Rachel si voltò, il vento che le scompigliava i capelli. «Non sto correndo» borbottò. Tentò di liberarsi ma lui rimase immobile, la presa inesorabile.
Sapeva bene chi era quell'uomo e un brivido le percorse la spina dorsale mentre ricacciava una ciocca di capelli dietro l'orecchio.
Giovanni Trevisan non era soltanto alto. Aveva due spalle impressionanti, folti capelli scuri, occhi chiari e alti zigomi sopra una bocca ferma e severa. Aveva visto le sue foto su Internet. Non ce n'erano molte, ma in ognuna di queste appariva distinto, crudele.
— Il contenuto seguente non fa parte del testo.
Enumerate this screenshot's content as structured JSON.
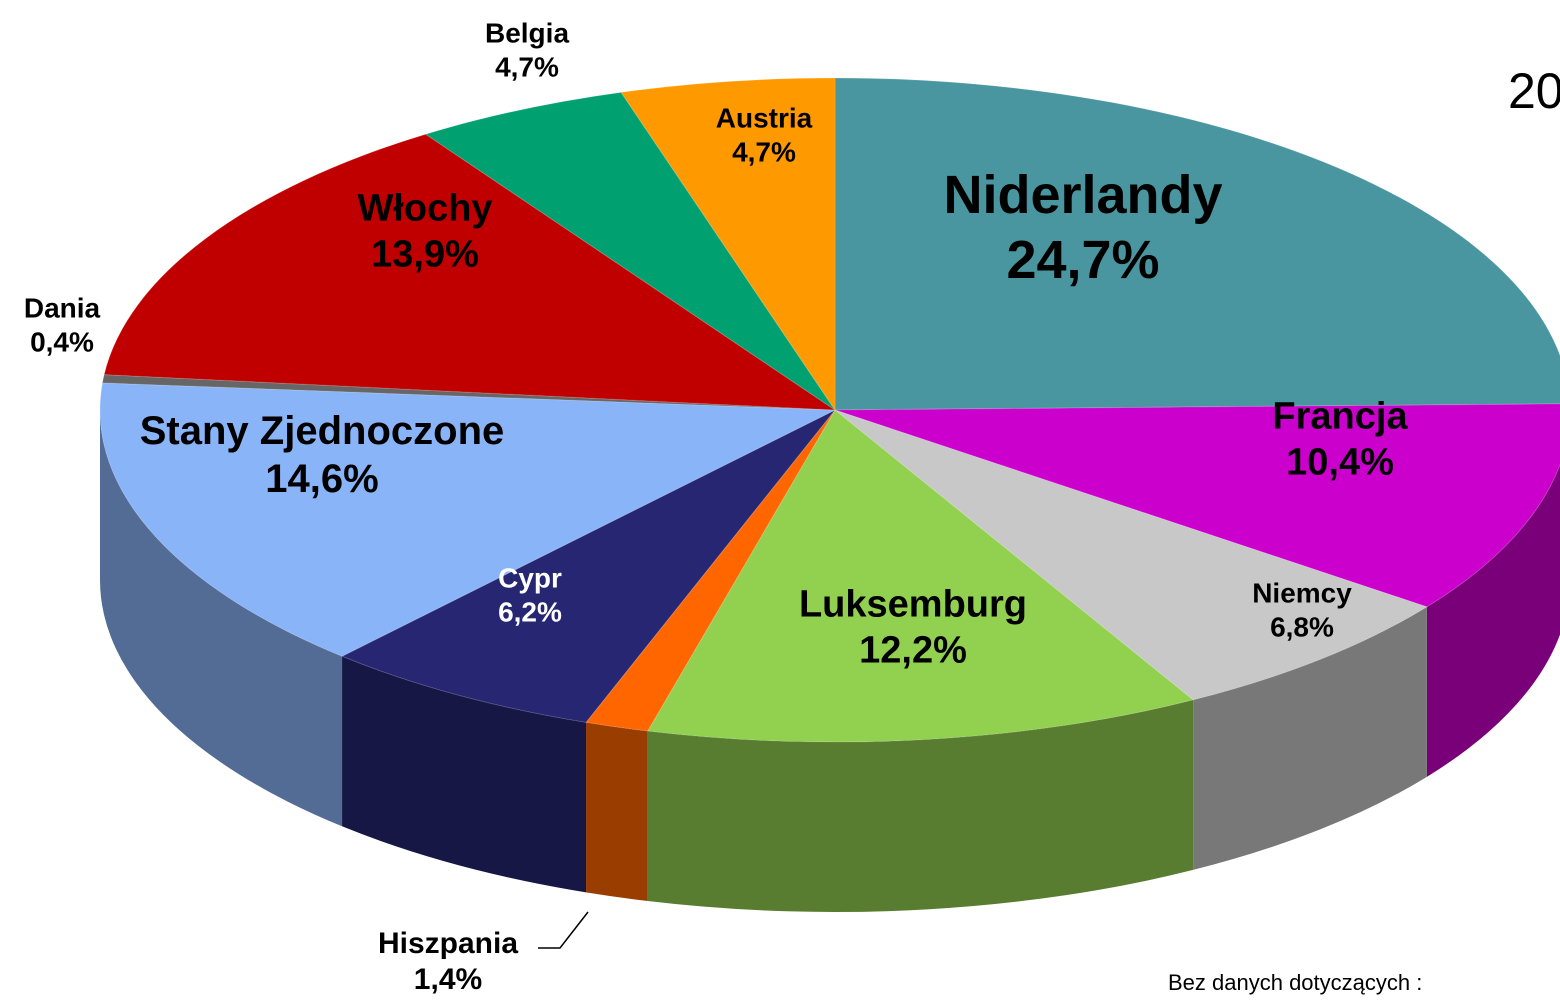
{
  "chart_data": {
    "type": "pie",
    "title": "20",
    "categories": [
      "Niderlandy",
      "Francja",
      "Niemcy",
      "Luksemburg",
      "Hiszpania",
      "Cypr",
      "Stany Zjednoczone",
      "Dania",
      "Włochy",
      "Belgia",
      "Austria"
    ],
    "values": [
      24.7,
      10.4,
      6.8,
      12.2,
      1.4,
      6.2,
      14.6,
      0.4,
      13.9,
      4.7,
      4.7
    ],
    "value_labels": [
      "24,7%",
      "10,4%",
      "6,8%",
      "12,2%",
      "1,4%",
      "6,2%",
      "14,6%",
      "0,4%",
      "13,9%",
      "4,7%",
      "4,7%"
    ],
    "colors": [
      "#4a96a0",
      "#cc00cc",
      "#c8c8c8",
      "#92d050",
      "#ff6600",
      "#262673",
      "#8ab4f8",
      "#666666",
      "#c00000",
      "#00a070",
      "#ff9900"
    ],
    "annotation": "Bez danych dotyczących :"
  }
}
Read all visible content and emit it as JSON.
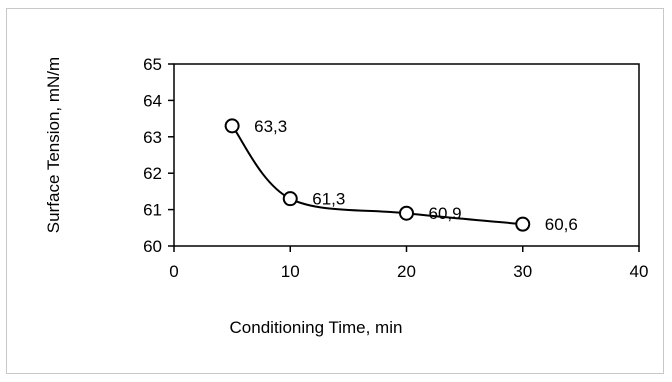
{
  "chart_data": {
    "type": "line",
    "title": "",
    "xlabel": "Conditioning Time, min",
    "ylabel": "Surface Tension, mN/m",
    "xlim": [
      0,
      40
    ],
    "ylim": [
      60,
      65
    ],
    "x_ticks": [
      0,
      10,
      20,
      30,
      40
    ],
    "y_ticks": [
      60,
      61,
      62,
      63,
      64,
      65
    ],
    "x_tick_labels": [
      "0",
      "10",
      "20",
      "30",
      "40"
    ],
    "y_tick_labels": [
      "60",
      "61",
      "62",
      "63",
      "64",
      "65"
    ],
    "grid": false,
    "legend": "none",
    "series": [
      {
        "x": [
          5,
          10,
          20,
          30
        ],
        "y": [
          63.3,
          61.3,
          60.9,
          60.6
        ],
        "labels": [
          "63,3",
          "61,3",
          "60,9",
          "60,6"
        ],
        "marker": "open-circle",
        "smooth": true,
        "color": "#000000"
      }
    ]
  }
}
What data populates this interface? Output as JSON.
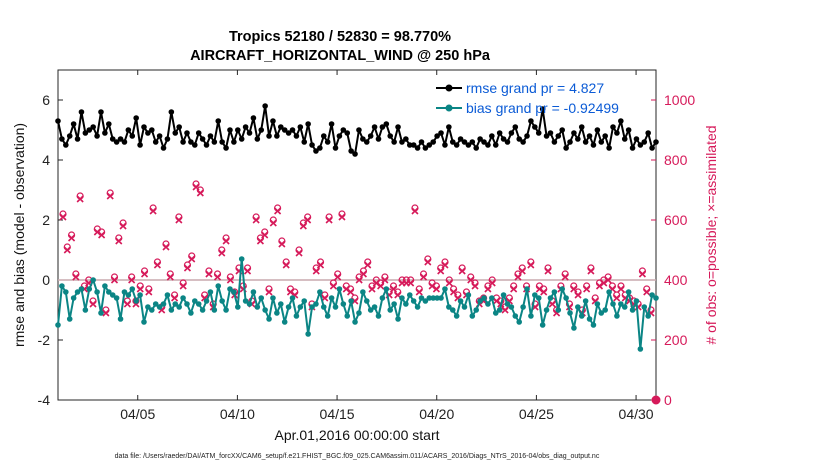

Di persona sembrava ancora più spietato.
Fece un passo indietro, bisognosa di un minimo di spazio.
«Hai detto che non stavi correndo» ringhiò.
«Non stavo andando da nessuna parte, e non c'è bisogno che tu mi trattenga con tanta forza.»
«Non ti senti bene? Hai per caso una crisi di nervi?» le domandò.
«Perché mi chiedi una cosa del genere?»
«Perché hai appena abbandonato un bambino sulla soglia di casa mia.»
«Non è stato abbandonato. Tu sei suo zio.»
«Ti suggerisco caldamente di venire a riprendertelo prima dell'arrivo della polizia.»
«Lascia pure che arrivi. Almeno tutto il mondo saprà la verità.»
Giovanni corrugò la fronte.
«Sì, decisamente tu non stai bene.»
«Sto bene, invece. Anzi, non potrei stare meglio. Non hai idea di quanto sia stato difficile trovarti. Mesi di ricerche, per non parlare dei soldi che ho speso e che non potevo permettermi per un investigatore privato. Ma almeno adesso siamo qui, faccia a faccia, pronti a discutere delle tue nuove responsabilità.»
«L'unica cosa che ho da dire è di riprenderti il bambino.»
«Tuo nipote.»
«E torna a casa prima che questa situazione diventi spiacevole per tutti noi.»
«È già spiacevole per me. Ho bisogno del tuo aiuto, e subito.»
«Tu e il bambino non siete un mio problema.»
«Michael è un Trevisan. È figlio del tuo defunto fratello e dev'essere protetto e sostenuto dalla sua famiglia.»
«Questo non accadrà.»
«Io penso invece il contrario.»
«Stai deliberatamente cercando di provocarmi?»
«E perché non dovrei? Tu non hai fatto altro che irritarmi e provocarmi per mesi. Hai avuto moltissime opportunità per rispondere alle mail che ti ho mandato, per cui adesso ti sto solo restituendo ciò che è tuo.» Il che non era del tutto vero. Non avrebbe lasciato Michael per nessuna ragione al mondo, ma non glielo avrebbe mai confessato.
«Di certo non stai bene, se hai avuto il coraggio di abbandonare il figlio di tua sorella.»
«E di Antonio» lo interruppe. «Se ricordi ancora le lezioni di biologia, il concepimento richiede un ovulo e uno spermatozoo, nel caso specifico quelli di Juliet e Antonio.» Esitò, serrando le labbra per trattenere il resto delle parole che avrebbe invece voluto pronunciare, quelle parole che le avevano impedito di mangiare e di dormire per giorni. «Nella borsa dei pannolini troverai anche il test del DNA. C'è la cartella clinica e tutto ciò di cui hai bisogno per aiutarlo nella sua nuova vita qui. Io ho fatto la mia parte. Adesso tocca a te.» Abbozzò un cenno con il capo e si voltò, grata che il taxi la stessa ancora aspettando.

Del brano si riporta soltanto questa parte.